Note profumate a colori fanno bella Anversa degli Abruzzi con Di Marco Testa e Di Toro

É un compositore sui generis Mirco Di Marco Testa perché le sue note sono profumate e sono persino a colori. La sua arte è fatta di fiori intrecciati nel cemento per ingentilire mura, terrazzi riarsi al solleone e pietre annerite dal tempo. Come per miracolo converte i rifiuti in utilità da giardino e regala al suo paese un pezzettino dell’Eden perduto.

Nel cuore di Anversa degli Abruzzi (Aq) il talento di Mirco Di Marco Testa prende forma tra pietre antiche, cocci e pezzi di vasi che lui riassembla in modo davvero originale aprendo la strada ad una nuova era del riciclo, di natura floreale. E così un vecchio coccio muta forma e l’idea in continua evoluzione dell’artista ne rinnega l’origine trasformandola in qualcosa di utile e diversamente bello.

I graziosi arredi florali seminati tra i vicoli e le viuzze del Paradiso del vate, qui Gabriele D’Annunzio ambientò la tragedia La fiaccola sotto il moggio, ingentiliscono persino gli accessi ai cantieri delle imprese impegnate nella ricostruzione e coaì che l’imprenditore di origini marsicane, Pasquale di Toro, si è messo a disposizione del ragazzo per garantire un po’ di materiale necessario ad abellire e rendere ancora più incantevole la località turistica alle gole del fiume Sagittario che sta conquistando il mondo.

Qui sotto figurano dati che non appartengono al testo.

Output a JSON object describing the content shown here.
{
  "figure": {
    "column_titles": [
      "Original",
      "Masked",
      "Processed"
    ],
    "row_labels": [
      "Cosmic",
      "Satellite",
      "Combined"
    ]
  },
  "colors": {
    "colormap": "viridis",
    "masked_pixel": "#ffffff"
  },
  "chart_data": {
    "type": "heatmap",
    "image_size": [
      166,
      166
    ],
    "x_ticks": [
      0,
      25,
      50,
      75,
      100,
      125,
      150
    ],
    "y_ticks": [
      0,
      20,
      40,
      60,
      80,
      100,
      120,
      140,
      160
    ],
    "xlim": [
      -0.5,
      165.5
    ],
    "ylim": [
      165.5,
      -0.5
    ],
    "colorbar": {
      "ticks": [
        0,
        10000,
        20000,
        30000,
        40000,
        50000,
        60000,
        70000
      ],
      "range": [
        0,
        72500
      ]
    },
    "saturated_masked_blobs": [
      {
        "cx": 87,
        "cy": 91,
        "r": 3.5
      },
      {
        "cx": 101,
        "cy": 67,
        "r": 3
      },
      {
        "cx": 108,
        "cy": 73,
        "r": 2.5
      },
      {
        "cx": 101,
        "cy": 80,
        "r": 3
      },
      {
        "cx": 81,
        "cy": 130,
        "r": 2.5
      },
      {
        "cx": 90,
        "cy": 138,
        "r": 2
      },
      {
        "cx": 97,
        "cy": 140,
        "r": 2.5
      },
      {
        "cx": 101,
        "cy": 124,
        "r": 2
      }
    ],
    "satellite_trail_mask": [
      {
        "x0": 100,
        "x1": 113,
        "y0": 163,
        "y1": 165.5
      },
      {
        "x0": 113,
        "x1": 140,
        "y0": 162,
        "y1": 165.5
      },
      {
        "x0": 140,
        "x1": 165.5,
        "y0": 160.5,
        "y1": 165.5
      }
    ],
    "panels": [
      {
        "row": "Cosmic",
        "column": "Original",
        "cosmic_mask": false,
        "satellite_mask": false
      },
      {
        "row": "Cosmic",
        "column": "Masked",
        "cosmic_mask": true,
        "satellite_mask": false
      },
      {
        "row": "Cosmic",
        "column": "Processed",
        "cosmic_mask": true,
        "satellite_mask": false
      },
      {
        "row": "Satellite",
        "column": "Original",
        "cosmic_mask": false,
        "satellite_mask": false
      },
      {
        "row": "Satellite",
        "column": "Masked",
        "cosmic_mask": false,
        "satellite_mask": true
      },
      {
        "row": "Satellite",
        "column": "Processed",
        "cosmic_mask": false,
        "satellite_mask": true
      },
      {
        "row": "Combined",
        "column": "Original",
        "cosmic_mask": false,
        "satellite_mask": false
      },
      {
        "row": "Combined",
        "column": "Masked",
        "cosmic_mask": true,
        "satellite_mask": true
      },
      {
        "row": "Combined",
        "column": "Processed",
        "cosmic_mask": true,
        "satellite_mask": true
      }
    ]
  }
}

Piante curate, inaffiate che ringiovaniscono vecchie mura trasandate, rinfrescano terrazzi con il sole in picchiata e strade bollenti. Fiori che ravvivono angoli bui restituendo armonia a pareti fredde e spoglie, a balconi dai ferri secoli fa battuti, ma ora arruginiti. Fiori che animano case vuote e così da lontano gli asimmetrici gradini di tetti ammucchiati diventano graziosi giardini. Le cornici improvvisate dalle fioriere s’arrampicano tra i vicoli che scendono e salgono tra composizioni di ogni genere che coprono anche delle buche a terra, evitando così che quacuno finisca male. Gerani, lavanda, girasoli, margherite, germogli di menta e persino piante di fragole, ciuffi di Santolina e Rosmarino ammorbidiscono i luoghi e crescono ignari di poggiare sull’impossibile, su un incastro di sampietrini saltati dal marciapiede o sul domino di legna e tegole in precario equilibrio tra una cassetta della frutta e una vecchia grondaia, era tutto da buttare come una traccia di tubo infiorata, scampata alla discarica.